Das sind aber nur die offiziellen Ansätze. Dass Verlage entsprechende Inhalte nicht kennzeichnen, enthüllte unter anderem Futurism. Die Berichte betrafen das Tech-Portal CNET und zuletzt die Sports Illustrated, Microsofts MSN-Plattform war ebenfalls betroffen. Besonders pikant war in diesen Fällen noch, dass die Meldungen Fehler enthielten. Die KI-Modelle halluzinierten, niemand kontrollierte es. Kritik richtet sich aber ebenso an deutsche Angebote. Angesichts der Entlassung von drei Journalisten bei der Frankfurter Rundschau schrieb das Medienmagazin Übermedien zur Verlagsgruppe Ippen:
Das ‚digitale Medienhaus‘ Ippen mit seinen zahlreichen Regionaltiteln hat sich darauf spezialisiert, möglichst automatisiert und standardisiert viel journalismusähnlichen Content mit möglichst wenig Journalisten zu produzieren. Im Idealfall werden die Inhalte KI-generiert.
KI-Tools sind ideal für Portale, die rein auf Klicks ausgelegt sind, um sie dann mit Werbung zu finanzieren. Ein Pfenniggeschäft. Das Problem mit diesen Klickhöllen ist jedoch: Clickbait bleibt am Ende des Tages Clickbait, per AI generierte Inhalte verschärfen den bei entsprechenden Portalen bestehenden Druck aber nochmals. Hier könnte sich der ohnehin laufende Wandel in der Branche nochmals beschleunigen.
AI betrifft aber auch Portale, die hochwertige Inhalte erstellen. „KI verschärft eine ohnehin schon existenzbedrohende Situation für den Journalismus. Sie verspricht zwar neue Möglichkeiten, birgt aber auch erhebliche Gefahren für die Integrität der Informationen“, erklärt die Journalistin und Friedensnobelpreisträgern Maria Ressa. KI-Tools werden dennoch bald alltäglich sein wie Google-Suchen, sagt Christin Stöcker, Professor für Digitale Kommunikation und Spiegel-Kolumnist, dem Fachmagazin Journalist. Journalismusverbände und Organisationen arbeiten daher jetzt schon an Leitlinien für den Umgang. Eine davon ist die Paris-Charta, die unter der Leitung von Ressa im Auftrag von Reporter ohne Grenzen entwickelt wurde. Wesentliche Punkte: Am Ende sollen Menschen für Entscheidungen und Inhalte verantwortlich sein – und damit auch für die Fehler. Zudem besteht eine Transparenzpflicht, denn die Leser sollen wissen, wenn Inhalte mit AI-Systemen erstellt worden sind.

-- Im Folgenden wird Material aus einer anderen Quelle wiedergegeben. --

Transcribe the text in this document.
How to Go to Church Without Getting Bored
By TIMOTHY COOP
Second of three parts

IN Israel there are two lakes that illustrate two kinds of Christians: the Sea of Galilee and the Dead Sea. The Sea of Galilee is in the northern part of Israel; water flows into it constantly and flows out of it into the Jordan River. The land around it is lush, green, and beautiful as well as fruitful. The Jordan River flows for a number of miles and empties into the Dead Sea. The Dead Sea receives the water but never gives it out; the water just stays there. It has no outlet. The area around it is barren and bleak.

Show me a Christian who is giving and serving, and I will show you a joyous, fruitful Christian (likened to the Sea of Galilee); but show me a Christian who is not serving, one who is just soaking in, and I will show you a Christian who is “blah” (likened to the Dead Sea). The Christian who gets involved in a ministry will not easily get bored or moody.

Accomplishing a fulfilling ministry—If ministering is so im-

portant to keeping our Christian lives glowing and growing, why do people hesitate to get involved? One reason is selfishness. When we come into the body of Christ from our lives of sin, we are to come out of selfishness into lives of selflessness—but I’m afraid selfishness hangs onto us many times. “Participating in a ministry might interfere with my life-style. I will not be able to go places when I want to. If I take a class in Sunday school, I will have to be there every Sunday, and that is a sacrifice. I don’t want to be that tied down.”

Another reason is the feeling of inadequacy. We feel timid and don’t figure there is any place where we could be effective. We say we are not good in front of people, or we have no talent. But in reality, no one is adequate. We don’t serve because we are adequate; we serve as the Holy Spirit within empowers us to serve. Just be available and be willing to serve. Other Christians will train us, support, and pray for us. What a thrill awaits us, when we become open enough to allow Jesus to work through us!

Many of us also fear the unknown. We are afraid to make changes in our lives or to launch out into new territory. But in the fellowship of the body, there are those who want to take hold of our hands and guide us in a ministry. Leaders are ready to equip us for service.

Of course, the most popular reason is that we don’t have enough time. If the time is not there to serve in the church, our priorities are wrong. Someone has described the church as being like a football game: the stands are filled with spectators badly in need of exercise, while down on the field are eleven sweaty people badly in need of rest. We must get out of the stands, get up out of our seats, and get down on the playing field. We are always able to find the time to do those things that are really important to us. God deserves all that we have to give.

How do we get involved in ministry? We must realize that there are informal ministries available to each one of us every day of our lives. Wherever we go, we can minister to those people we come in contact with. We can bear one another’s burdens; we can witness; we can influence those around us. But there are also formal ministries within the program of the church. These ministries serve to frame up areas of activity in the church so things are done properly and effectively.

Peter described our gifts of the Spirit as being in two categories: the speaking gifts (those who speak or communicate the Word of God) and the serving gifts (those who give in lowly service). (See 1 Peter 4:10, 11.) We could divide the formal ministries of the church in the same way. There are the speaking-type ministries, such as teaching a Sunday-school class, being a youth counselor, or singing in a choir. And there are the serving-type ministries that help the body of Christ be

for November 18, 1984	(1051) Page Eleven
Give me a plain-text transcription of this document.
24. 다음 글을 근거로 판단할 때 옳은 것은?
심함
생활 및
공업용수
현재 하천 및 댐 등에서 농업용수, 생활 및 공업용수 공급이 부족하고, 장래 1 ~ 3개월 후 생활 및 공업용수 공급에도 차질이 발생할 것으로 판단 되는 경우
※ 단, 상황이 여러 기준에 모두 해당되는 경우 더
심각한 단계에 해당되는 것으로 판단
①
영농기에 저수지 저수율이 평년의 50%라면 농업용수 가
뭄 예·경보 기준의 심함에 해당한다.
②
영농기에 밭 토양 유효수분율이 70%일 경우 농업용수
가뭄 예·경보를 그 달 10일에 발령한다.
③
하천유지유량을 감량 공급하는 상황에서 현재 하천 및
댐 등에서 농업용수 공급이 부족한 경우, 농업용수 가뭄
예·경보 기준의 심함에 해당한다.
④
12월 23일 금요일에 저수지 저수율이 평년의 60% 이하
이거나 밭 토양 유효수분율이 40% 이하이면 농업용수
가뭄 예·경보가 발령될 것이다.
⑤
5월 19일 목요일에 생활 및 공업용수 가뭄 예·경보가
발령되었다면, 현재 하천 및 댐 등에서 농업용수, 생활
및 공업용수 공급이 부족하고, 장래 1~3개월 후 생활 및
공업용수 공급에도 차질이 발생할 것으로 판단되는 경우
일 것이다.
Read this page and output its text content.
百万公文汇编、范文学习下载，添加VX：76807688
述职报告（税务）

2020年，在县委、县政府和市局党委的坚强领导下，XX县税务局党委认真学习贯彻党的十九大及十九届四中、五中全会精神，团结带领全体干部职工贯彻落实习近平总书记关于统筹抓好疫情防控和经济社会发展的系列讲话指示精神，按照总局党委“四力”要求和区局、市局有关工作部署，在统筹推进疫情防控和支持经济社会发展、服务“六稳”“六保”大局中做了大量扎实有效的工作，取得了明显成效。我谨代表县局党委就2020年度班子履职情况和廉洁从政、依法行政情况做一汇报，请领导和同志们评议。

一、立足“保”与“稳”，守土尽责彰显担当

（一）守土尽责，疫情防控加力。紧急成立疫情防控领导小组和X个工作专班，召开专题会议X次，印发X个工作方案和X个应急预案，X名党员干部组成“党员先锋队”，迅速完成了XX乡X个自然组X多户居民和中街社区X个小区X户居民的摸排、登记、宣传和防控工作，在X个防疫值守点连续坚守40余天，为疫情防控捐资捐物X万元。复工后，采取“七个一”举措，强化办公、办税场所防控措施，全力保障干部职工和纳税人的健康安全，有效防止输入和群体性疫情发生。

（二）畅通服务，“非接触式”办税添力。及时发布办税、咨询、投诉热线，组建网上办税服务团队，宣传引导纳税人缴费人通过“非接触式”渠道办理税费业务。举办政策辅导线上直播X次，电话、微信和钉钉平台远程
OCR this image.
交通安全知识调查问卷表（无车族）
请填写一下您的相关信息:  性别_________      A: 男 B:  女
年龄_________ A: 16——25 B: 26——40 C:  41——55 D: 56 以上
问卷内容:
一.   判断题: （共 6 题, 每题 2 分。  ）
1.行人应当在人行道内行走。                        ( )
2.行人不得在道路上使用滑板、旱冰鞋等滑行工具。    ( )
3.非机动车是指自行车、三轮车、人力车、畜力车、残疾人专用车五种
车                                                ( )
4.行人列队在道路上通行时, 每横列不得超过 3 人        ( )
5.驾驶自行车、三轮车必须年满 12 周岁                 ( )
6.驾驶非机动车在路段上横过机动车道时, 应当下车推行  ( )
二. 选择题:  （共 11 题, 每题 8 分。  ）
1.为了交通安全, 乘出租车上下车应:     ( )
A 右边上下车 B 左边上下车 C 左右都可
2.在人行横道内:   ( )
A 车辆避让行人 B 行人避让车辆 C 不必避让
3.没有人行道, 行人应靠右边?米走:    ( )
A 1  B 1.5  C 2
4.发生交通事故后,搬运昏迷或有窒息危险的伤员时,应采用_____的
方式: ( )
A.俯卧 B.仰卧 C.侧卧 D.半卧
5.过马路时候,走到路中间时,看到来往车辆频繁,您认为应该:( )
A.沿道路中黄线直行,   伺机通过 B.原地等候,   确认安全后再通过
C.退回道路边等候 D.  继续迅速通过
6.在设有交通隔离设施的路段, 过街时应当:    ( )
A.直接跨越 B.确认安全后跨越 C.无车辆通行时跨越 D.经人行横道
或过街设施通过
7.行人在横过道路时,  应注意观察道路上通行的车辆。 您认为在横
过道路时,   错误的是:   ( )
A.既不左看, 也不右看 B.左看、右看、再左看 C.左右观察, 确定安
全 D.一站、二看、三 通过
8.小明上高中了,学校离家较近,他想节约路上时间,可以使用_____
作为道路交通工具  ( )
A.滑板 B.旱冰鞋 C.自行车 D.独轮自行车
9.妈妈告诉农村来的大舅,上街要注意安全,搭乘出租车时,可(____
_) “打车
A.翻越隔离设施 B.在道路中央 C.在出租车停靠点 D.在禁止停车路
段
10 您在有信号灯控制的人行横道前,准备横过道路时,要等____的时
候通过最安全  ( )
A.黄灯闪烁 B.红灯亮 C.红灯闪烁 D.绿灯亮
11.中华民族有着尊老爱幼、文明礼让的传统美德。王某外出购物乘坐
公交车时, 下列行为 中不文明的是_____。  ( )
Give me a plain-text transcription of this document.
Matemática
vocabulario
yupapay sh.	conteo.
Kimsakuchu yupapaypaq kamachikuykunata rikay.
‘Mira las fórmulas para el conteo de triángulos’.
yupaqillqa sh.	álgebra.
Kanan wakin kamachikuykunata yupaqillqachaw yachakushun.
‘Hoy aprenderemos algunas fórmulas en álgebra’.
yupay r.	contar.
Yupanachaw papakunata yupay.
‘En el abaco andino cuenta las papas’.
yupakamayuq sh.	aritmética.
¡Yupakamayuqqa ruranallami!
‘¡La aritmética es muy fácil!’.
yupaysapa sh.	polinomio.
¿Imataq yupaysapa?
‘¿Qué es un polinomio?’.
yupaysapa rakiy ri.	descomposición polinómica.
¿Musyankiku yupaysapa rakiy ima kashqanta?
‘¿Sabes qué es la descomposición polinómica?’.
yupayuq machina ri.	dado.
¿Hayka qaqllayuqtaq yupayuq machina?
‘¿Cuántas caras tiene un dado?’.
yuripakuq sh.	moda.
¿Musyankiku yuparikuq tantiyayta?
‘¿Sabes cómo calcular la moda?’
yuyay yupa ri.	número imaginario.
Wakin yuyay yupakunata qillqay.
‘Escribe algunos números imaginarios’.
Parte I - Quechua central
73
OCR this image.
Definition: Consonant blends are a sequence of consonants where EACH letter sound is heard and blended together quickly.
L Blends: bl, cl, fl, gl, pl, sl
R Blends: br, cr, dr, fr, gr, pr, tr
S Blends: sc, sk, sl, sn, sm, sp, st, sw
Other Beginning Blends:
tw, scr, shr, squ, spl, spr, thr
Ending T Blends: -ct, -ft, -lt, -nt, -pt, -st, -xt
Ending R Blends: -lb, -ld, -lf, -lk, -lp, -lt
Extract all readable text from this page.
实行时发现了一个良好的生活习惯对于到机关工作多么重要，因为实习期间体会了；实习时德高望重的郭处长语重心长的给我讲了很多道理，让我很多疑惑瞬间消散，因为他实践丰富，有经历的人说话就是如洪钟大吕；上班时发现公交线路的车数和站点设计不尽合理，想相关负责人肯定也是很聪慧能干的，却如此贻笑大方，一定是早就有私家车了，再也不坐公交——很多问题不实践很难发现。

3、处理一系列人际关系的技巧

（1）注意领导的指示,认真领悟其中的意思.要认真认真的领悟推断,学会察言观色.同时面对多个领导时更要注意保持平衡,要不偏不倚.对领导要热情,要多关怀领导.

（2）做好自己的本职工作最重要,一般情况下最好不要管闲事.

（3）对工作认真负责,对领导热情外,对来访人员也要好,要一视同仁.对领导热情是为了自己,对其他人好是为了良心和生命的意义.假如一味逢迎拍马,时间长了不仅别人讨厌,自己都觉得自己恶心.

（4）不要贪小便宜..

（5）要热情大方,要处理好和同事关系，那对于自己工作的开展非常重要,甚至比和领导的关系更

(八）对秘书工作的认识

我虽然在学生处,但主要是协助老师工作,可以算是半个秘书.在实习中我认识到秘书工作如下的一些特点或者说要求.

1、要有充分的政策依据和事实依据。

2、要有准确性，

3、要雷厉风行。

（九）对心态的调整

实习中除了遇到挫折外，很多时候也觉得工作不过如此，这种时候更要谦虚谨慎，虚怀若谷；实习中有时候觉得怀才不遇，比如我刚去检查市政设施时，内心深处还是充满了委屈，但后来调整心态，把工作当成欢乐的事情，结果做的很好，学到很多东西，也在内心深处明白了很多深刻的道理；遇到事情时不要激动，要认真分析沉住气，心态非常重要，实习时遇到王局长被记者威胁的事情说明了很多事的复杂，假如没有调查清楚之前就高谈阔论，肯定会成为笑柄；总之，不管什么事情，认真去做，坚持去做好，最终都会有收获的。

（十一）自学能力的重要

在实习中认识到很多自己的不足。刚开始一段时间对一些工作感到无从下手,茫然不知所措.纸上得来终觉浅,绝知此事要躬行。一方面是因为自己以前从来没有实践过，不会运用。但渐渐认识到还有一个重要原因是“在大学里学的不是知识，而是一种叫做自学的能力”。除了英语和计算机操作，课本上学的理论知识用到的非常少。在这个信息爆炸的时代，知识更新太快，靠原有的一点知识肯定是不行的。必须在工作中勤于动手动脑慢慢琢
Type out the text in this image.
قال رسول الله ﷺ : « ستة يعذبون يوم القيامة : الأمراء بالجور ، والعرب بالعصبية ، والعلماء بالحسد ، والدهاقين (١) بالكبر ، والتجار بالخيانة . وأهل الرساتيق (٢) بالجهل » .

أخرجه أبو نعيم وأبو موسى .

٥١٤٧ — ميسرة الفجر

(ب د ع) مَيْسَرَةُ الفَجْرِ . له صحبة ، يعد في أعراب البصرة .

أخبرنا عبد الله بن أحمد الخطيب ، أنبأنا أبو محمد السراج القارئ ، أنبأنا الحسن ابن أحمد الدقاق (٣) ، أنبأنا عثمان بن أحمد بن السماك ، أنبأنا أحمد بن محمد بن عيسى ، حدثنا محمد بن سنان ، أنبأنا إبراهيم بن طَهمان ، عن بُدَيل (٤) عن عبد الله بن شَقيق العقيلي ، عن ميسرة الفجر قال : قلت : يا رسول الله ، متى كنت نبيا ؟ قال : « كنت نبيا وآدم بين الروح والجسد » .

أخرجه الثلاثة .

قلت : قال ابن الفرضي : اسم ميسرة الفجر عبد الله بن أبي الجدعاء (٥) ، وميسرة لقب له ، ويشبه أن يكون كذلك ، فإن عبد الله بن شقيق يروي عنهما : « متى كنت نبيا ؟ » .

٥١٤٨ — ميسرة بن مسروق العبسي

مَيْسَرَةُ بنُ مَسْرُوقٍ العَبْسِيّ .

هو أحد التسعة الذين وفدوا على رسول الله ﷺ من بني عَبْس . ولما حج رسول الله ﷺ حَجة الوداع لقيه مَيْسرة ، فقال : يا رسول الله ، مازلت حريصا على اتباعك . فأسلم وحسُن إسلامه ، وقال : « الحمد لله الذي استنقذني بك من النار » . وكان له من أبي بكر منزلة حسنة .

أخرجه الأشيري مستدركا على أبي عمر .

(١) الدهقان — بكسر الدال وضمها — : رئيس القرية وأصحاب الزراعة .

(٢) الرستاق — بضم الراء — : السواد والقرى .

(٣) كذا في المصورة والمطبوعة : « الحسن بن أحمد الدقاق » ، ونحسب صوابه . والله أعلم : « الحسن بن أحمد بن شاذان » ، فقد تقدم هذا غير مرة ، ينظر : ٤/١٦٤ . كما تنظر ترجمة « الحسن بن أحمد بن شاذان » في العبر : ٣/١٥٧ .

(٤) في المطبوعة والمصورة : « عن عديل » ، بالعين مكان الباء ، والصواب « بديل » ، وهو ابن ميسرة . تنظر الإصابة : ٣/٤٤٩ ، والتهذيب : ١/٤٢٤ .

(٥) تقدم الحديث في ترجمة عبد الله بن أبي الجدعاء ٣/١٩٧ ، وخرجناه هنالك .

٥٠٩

Anmerkung: Bei ComputerBase werden alle Inhalte per Hand erstellt. Selbstverständlich testet auch die Redaktion, wie sich generative KI-Tools nutzen lassen. Generative AI kommt bislang aber ausschließlich bei einem Tool zum Einsatz, das bei Bedarf Vorschläge für Überschriften einer Meldung erstellt. Diese werden jedoch nie 1-zu-1 übernommen, das Tool ist eher ein kreativer Assistent. Sollte ComputerBase KI-Inhalte in irgendeiner Form veröffentlichen, werden diese klar gekennzeichnet.